Quando ( dia, hora, estação do ano) escreves ?
Vícios, manias e segredos contáveis relacionados com a tua escrita …
 Não vejo um artista a produzir como se fosse um empregado de escritório, com horas ou outra marca temporal a regular o seu trabalho, mas tem que haver uma certa disciplina e continuidade; assim sendo, procuro todos os dias produzir alguma coisa, o que pode acontecer enquanto leio, pequenos apontamentos que surgem, ou à noite, depois do dia arrumado. A “mania” que sempre tive e tenho é a de ir ler para o café, no meio de um certo burburinho de fundo e que não seja estridente aos ouvidos. Na minha biografia, há a história dos cafés: Astória, Sul América, Atlântico, Calcinha, Carripana, e tantos outros mais dos quais não sei o nome.     
 


Consegues escolher o livro (e poema?) de tua autoria preferido/s ? Os mais relevantes?
Livro relevante da minha autoria destacava o Mostruário de Títulos para Poemas. Já em relação aos poemas, tenho muita dificuldade em salientar um; certamente há os que me parecem mais conseguidos, mas teria que reler tudo novamente. Essa apreciação depende também muito da perspectiva em que nos colocamos.  

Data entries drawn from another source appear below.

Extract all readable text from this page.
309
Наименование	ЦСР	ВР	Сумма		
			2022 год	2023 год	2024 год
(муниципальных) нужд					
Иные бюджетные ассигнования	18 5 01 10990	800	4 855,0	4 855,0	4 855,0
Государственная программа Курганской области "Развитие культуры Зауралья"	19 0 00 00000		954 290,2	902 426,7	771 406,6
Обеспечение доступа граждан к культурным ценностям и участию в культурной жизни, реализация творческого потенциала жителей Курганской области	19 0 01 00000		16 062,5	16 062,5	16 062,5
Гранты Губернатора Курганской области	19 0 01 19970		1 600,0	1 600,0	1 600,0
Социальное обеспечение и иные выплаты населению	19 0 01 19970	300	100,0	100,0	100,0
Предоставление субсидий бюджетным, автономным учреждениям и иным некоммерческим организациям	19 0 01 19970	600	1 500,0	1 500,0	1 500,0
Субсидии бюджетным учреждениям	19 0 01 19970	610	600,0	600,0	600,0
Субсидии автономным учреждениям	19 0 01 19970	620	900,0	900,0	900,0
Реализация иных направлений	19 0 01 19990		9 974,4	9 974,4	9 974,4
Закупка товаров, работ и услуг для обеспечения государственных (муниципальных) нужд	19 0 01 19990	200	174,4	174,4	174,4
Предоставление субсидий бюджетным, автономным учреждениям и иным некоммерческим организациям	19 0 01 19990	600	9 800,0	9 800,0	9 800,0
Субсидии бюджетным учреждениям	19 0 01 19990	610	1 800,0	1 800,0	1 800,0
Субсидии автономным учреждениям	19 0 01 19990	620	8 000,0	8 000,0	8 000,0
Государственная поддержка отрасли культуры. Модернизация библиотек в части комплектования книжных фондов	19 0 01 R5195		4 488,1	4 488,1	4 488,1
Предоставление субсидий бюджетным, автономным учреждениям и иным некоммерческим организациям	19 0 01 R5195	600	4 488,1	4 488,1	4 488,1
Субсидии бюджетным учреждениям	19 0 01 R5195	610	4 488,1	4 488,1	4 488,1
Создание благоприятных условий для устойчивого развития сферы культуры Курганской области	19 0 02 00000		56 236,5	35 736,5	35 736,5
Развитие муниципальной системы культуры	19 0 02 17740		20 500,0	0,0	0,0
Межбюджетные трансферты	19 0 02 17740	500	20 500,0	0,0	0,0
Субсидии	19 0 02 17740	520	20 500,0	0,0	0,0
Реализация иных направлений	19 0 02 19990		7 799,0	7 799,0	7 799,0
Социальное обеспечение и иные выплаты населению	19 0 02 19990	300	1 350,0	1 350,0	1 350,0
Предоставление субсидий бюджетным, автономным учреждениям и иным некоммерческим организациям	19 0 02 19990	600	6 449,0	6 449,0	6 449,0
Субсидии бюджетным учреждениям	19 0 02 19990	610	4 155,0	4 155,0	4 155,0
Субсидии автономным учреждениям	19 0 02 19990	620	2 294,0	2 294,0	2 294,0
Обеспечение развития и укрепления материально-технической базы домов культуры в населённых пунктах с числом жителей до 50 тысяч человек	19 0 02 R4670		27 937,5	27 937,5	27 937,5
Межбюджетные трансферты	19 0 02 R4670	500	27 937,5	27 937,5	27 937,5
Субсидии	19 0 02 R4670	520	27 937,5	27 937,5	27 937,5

Autores que gostas ou que possas dizer te inspiram a escrever?
Desde que fui para Lisboa aos doze anos que leio os consagrados da literatura, portugueses e estrangeiros, desde Zola a Steinbeck, Ferreira de Castro a Júlio Dinis passando pelo Aquilino Ribeiro… A poesia foi um pouco mais tarde, com Cesário Verde, Fernando Pessoa, etc. Todos esses escritores me influenciaram de alguma maneira, uns por um motivo, outros por outro; lembro-me do Germinal do Zola, Anna Karenina do Tolstói, assim como d’O Bairro da Lata ou A um Deus Desconhecido, do Steinbeck, ou ainda do Elogio da Loucura, do Erasmo. Das leituras mais recentes, há dois livros que me disseram muito: Em Busca do Tempo Perdido, do Proust, e o Ulisses do Joyce; há nestes livros muito de inovação na linguagem escrita, já não digo tanto do Kafka ou do Musil, o que não quer dizer que não sejam de igual modo grandes escritores. Percebo hoje que os aspectos da expressão formal da escrita sempre me prenderam; lembro-me de ter ficado entusiasmado com uma publicação pela embaixada brasileira, nos anos sessenta, do caderno Poesia Concreta, que ainda guardo. 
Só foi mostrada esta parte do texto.